In 2023, the High Court ruled in favour of ExCel London, granting £16million in compensation for COVID-19-related losses under its business interruption policy. This outcome was largely expected within the industry, as the interpretation of the policy’s “at the premises” clause had already been anticipated. Insurers appealed the ruling, a move that some industry insiders viewed as a tactic to delay payments, but the High Court reaffirmed the decision. This ruling was upheld by the Court of Appeal in 2024, rejecting the insurers’ bid to overturn the decision.
This decision set an important precedent, reinforcing that policies with unclear or broad terms could be interpreted in favour of the policyholder, particularly when addressing unprecedented events like the pandemic.
What the ExCel Case Means for the Future
The outcome of the ExCeL test case is a major win for policyholders, setting a legal precedent that national pandemic lockdowns can trigger “at the premises” clauses in business interruption policies. The ruling has significant implications for both insurers and businesses.
For insurers, the decision highlights the need for precise and clear policy language, particularly around coverage exclusions. In response to the pandemic, many insurers have already adjusted their policies to explicitly exclude COVID-19 and similar infectious diseases, ensuring that future claims related to pandemics are not covered. Moving forward, insurers are likely to continue refining policy wordings to avoid ambiguity, especially concerning non-physical damage claims.
Over the next 12 months, many business interruption cases that have been put on hold due to ongoing legal battles are expected to conclude, providing further clarity on how courts will handle these claims post-COVID.
Litigation Funding for Business Interruption Claims
The ExCeL ruling has increased the chances of success for similar claims, encouraging more businesses to seek compensation.

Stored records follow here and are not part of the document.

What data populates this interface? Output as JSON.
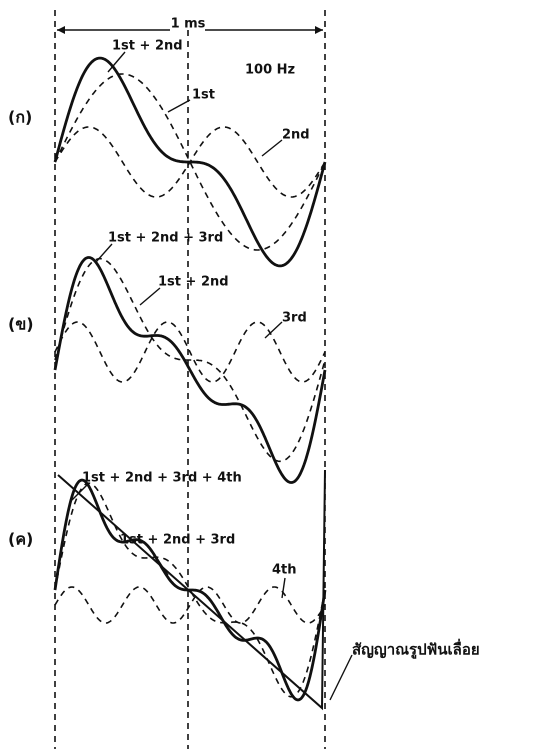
{
  "header": {
    "duration": "1 ms",
    "frequency": "100 Hz"
  },
  "panels": [
    {
      "label": "(ก)",
      "curve_labels": [
        "1st + 2nd",
        "1st",
        "2nd"
      ]
    },
    {
      "label": "(ข)",
      "curve_labels": [
        "1st + 2nd + 3rd",
        "1st + 2nd",
        "3rd"
      ]
    },
    {
      "label": "(ค)",
      "curve_labels": [
        "1st + 2nd + 3rd + 4th",
        "1st + 2nd + 3rd",
        "4th",
        "สัญญาณรูปฟันเลื่อย"
      ]
    }
  ]
}
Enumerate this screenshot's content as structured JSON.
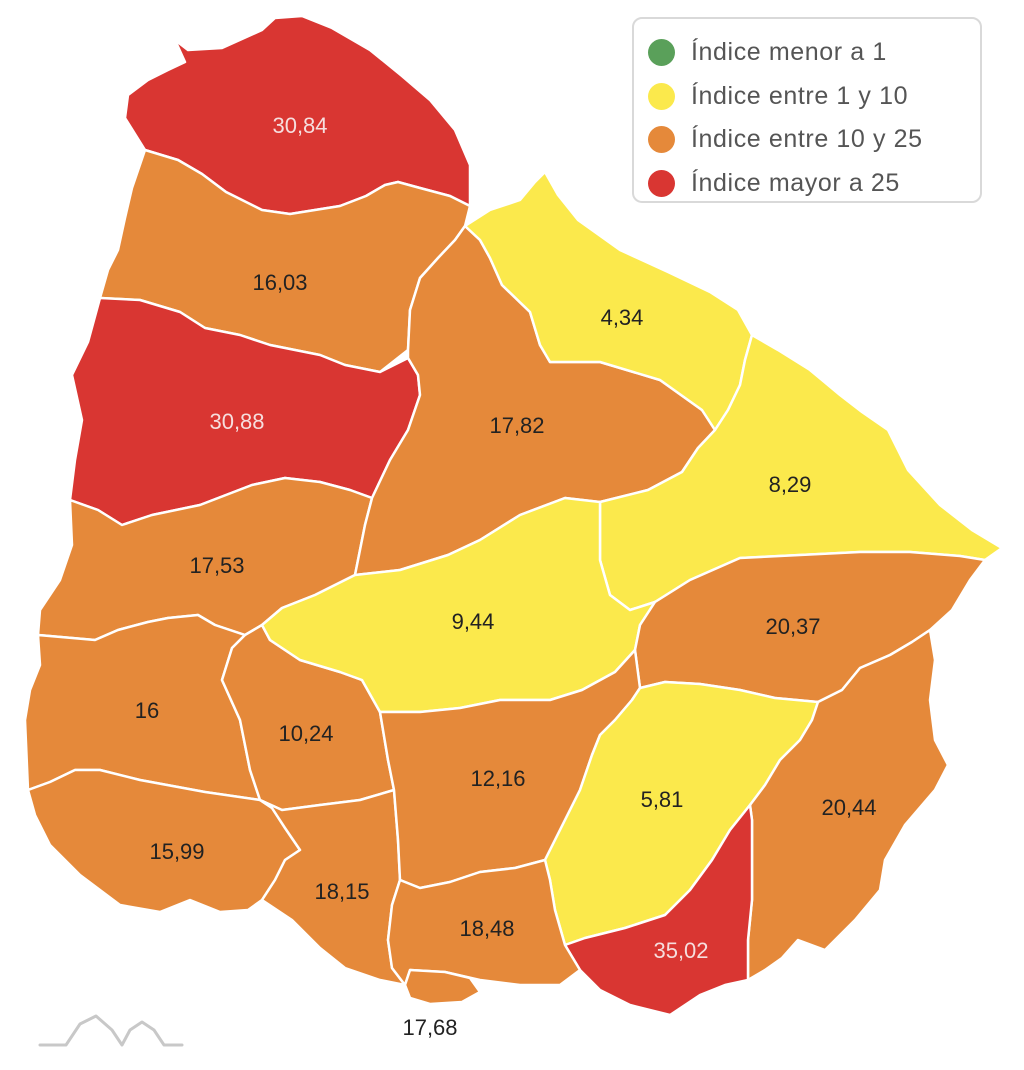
{
  "colors": {
    "green": "#5aa05a",
    "yellow": "#fbe94c",
    "orange": "#e5893a",
    "red": "#d93632"
  },
  "legend": {
    "items": [
      {
        "label": "Índice menor a 1",
        "color": "#5aa05a"
      },
      {
        "label": "Índice entre 1 y 10",
        "color": "#fbe94c"
      },
      {
        "label": "Índice entre 10 y 25",
        "color": "#e5893a"
      },
      {
        "label": "Índice mayor a 25",
        "color": "#d93632"
      }
    ]
  },
  "departments": [
    {
      "id": "artigas",
      "value": "30,84",
      "category": "red"
    },
    {
      "id": "salto",
      "value": "16,03",
      "category": "orange"
    },
    {
      "id": "paysandu",
      "value": "30,88",
      "category": "red"
    },
    {
      "id": "rio-negro",
      "value": "17,53",
      "category": "orange"
    },
    {
      "id": "soriano",
      "value": "16",
      "category": "orange"
    },
    {
      "id": "colonia",
      "value": "15,99",
      "category": "orange"
    },
    {
      "id": "flores",
      "value": "10,24",
      "category": "orange"
    },
    {
      "id": "san-jose",
      "value": "18,15",
      "category": "orange"
    },
    {
      "id": "tacuarembo",
      "value": "17,82",
      "category": "orange"
    },
    {
      "id": "rivera",
      "value": "4,34",
      "category": "yellow"
    },
    {
      "id": "cerro-largo",
      "value": "8,29",
      "category": "yellow"
    },
    {
      "id": "durazno",
      "value": "9,44",
      "category": "yellow"
    },
    {
      "id": "treinta-y-tres",
      "value": "20,37",
      "category": "orange"
    },
    {
      "id": "florida",
      "value": "12,16",
      "category": "orange"
    },
    {
      "id": "lavalleja",
      "value": "5,81",
      "category": "yellow"
    },
    {
      "id": "rocha",
      "value": "20,44",
      "category": "orange"
    },
    {
      "id": "maldonado",
      "value": "35,02",
      "category": "red"
    },
    {
      "id": "canelones",
      "value": "18,48",
      "category": "orange"
    },
    {
      "id": "montevideo",
      "value": "17,68",
      "category": "orange"
    }
  ]
}
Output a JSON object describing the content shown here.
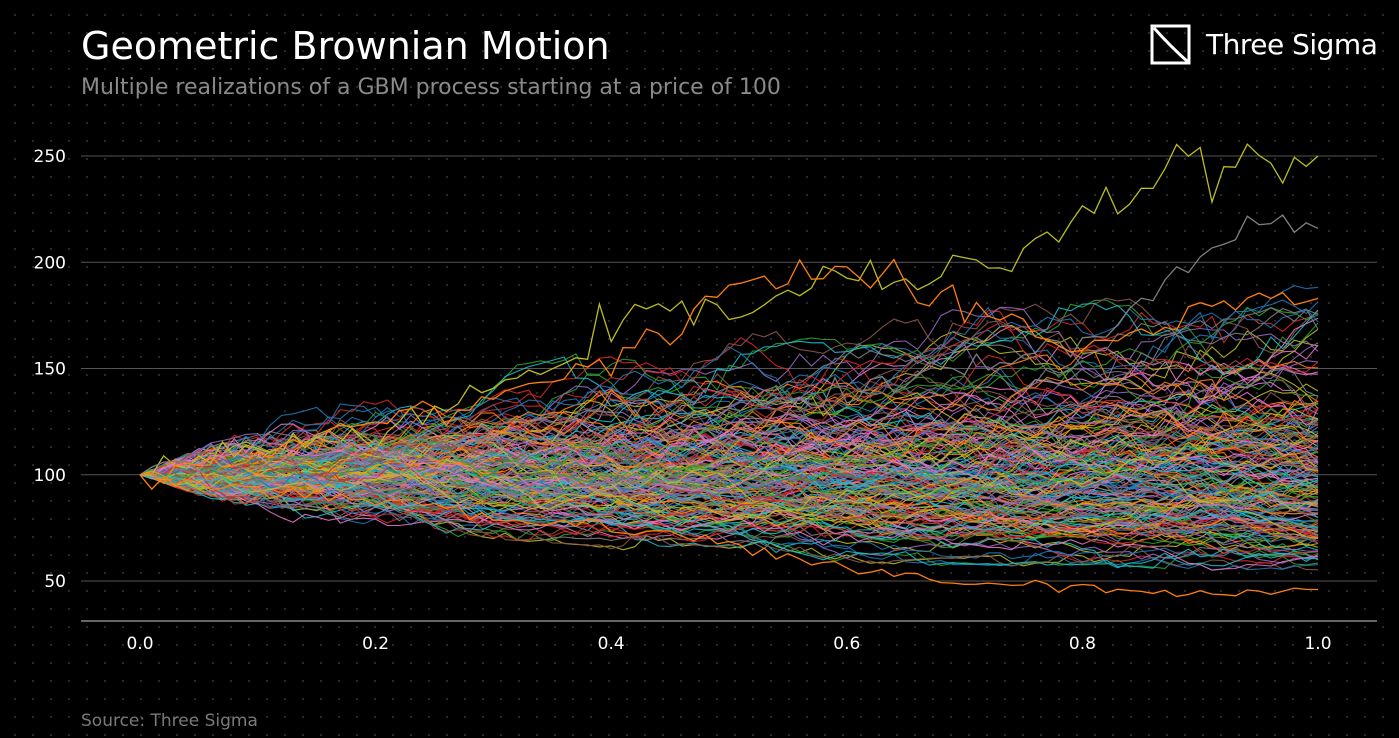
{
  "header": {
    "title": "Geometric Brownian Motion",
    "subtitle": "Multiple realizations of a GBM process starting at a price of 100"
  },
  "brand": {
    "name": "Three Sigma",
    "icon": "three-sigma-logo-icon"
  },
  "footer": {
    "source": "Source: Three Sigma"
  },
  "colors": {
    "background": "#000000",
    "grid": "#555555",
    "text": "#ffffff",
    "muted": "#8a8a8a",
    "palette": [
      "#1f77b4",
      "#ff7f0e",
      "#2ca02c",
      "#d62728",
      "#9467bd",
      "#8c564b",
      "#e377c2",
      "#7f7f7f",
      "#bcbd22",
      "#17becf"
    ]
  },
  "chart_data": {
    "type": "line",
    "title": "Geometric Brownian Motion",
    "subtitle": "Multiple realizations of a GBM process starting at a price of 100",
    "xlabel": "",
    "ylabel": "",
    "xlim": [
      0.0,
      1.0
    ],
    "ylim": [
      30,
      262
    ],
    "xticks": [
      0.0,
      0.2,
      0.4,
      0.6,
      0.8,
      1.0
    ],
    "xtick_labels": [
      "0.0",
      "0.2",
      "0.4",
      "0.6",
      "0.8",
      "1.0"
    ],
    "yticks": [
      50,
      100,
      150,
      200,
      250
    ],
    "ytick_labels": [
      "50",
      "100",
      "150",
      "200",
      "250"
    ],
    "grid": "horizontal",
    "legend": "none",
    "start_value": 100,
    "num_paths": 200,
    "num_steps": 100,
    "highlighted_paths": [
      {
        "name": "highest path",
        "color": "#bcbd22",
        "x": [
          0.0,
          0.1,
          0.2,
          0.3,
          0.4,
          0.5,
          0.6,
          0.7,
          0.8,
          0.9,
          1.0
        ],
        "values": [
          100,
          112,
          118,
          140,
          170,
          178,
          192,
          192,
          226,
          245,
          250
        ]
      },
      {
        "name": "second highest path",
        "color": "#7f7f7f",
        "x": [
          0.0,
          0.1,
          0.2,
          0.3,
          0.4,
          0.5,
          0.6,
          0.7,
          0.8,
          0.9,
          1.0
        ],
        "values": [
          100,
          105,
          112,
          118,
          122,
          130,
          140,
          150,
          162,
          205,
          216
        ]
      },
      {
        "name": "orange high path",
        "color": "#ff7f0e",
        "x": [
          0.0,
          0.1,
          0.2,
          0.3,
          0.4,
          0.5,
          0.6,
          0.7,
          0.8,
          0.9,
          1.0
        ],
        "values": [
          100,
          110,
          125,
          135,
          155,
          188,
          197,
          175,
          160,
          178,
          183
        ]
      },
      {
        "name": "lowest path",
        "color": "#ff7f0e",
        "x": [
          0.0,
          0.1,
          0.2,
          0.3,
          0.4,
          0.5,
          0.6,
          0.7,
          0.8,
          0.9,
          1.0
        ],
        "values": [
          100,
          92,
          88,
          80,
          75,
          68,
          55,
          49,
          47,
          43,
          46
        ]
      }
    ],
    "envelope": {
      "x": [
        0.0,
        0.1,
        0.2,
        0.3,
        0.4,
        0.5,
        0.6,
        0.7,
        0.8,
        0.9,
        1.0
      ],
      "upper": [
        100,
        125,
        140,
        150,
        160,
        165,
        175,
        178,
        182,
        188,
        190
      ],
      "lower": [
        100,
        80,
        72,
        70,
        65,
        60,
        58,
        57,
        56,
        55,
        55
      ]
    },
    "annotations": []
  }
}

However, most businesses with potential claims have already filed them, with many cases now live with law firms or claims management companies.
Litigation funders, including Fenchurch Legal, are now primarily focused on bringing these existing claims to a successful conclusion, rather than initiating new ones. With strong legal precedents in place, funders are increasingly willing to support the final stages of these cases, allowing businesses to achieve resolution after years of legal battles. This presents a positive outlook for businesses, law firms, and funders, as many of these cases are expected to conclude within the next 12 months.
High-stakes cases, such as ExCeL’s, highlight the value of litigation funding, as it enables companies to pursue lengthy legal battles without bearing the full financial burden.
Conclusion
The ExCeL ruling, has reshaped the landscape for business interruption claims, setting important legal precedents for how courts interpret policy terms in the wake of unprecedented events like the COVID-19 pandemic.
Litigation funders like Fenchurch Legal will play a key role in providing financial support to businesses that need to challenge insurers without bearing the full financial burden.
While no significant influx of new claims is expected, existing business interruption claims are now moving toward resolution. This is good news for businesses, law firms, and litigation funders like Fenchurch Legal, which are primarily focused on supporting ongoing cases to a successful conclusion, providing much-needed compensation and clarity.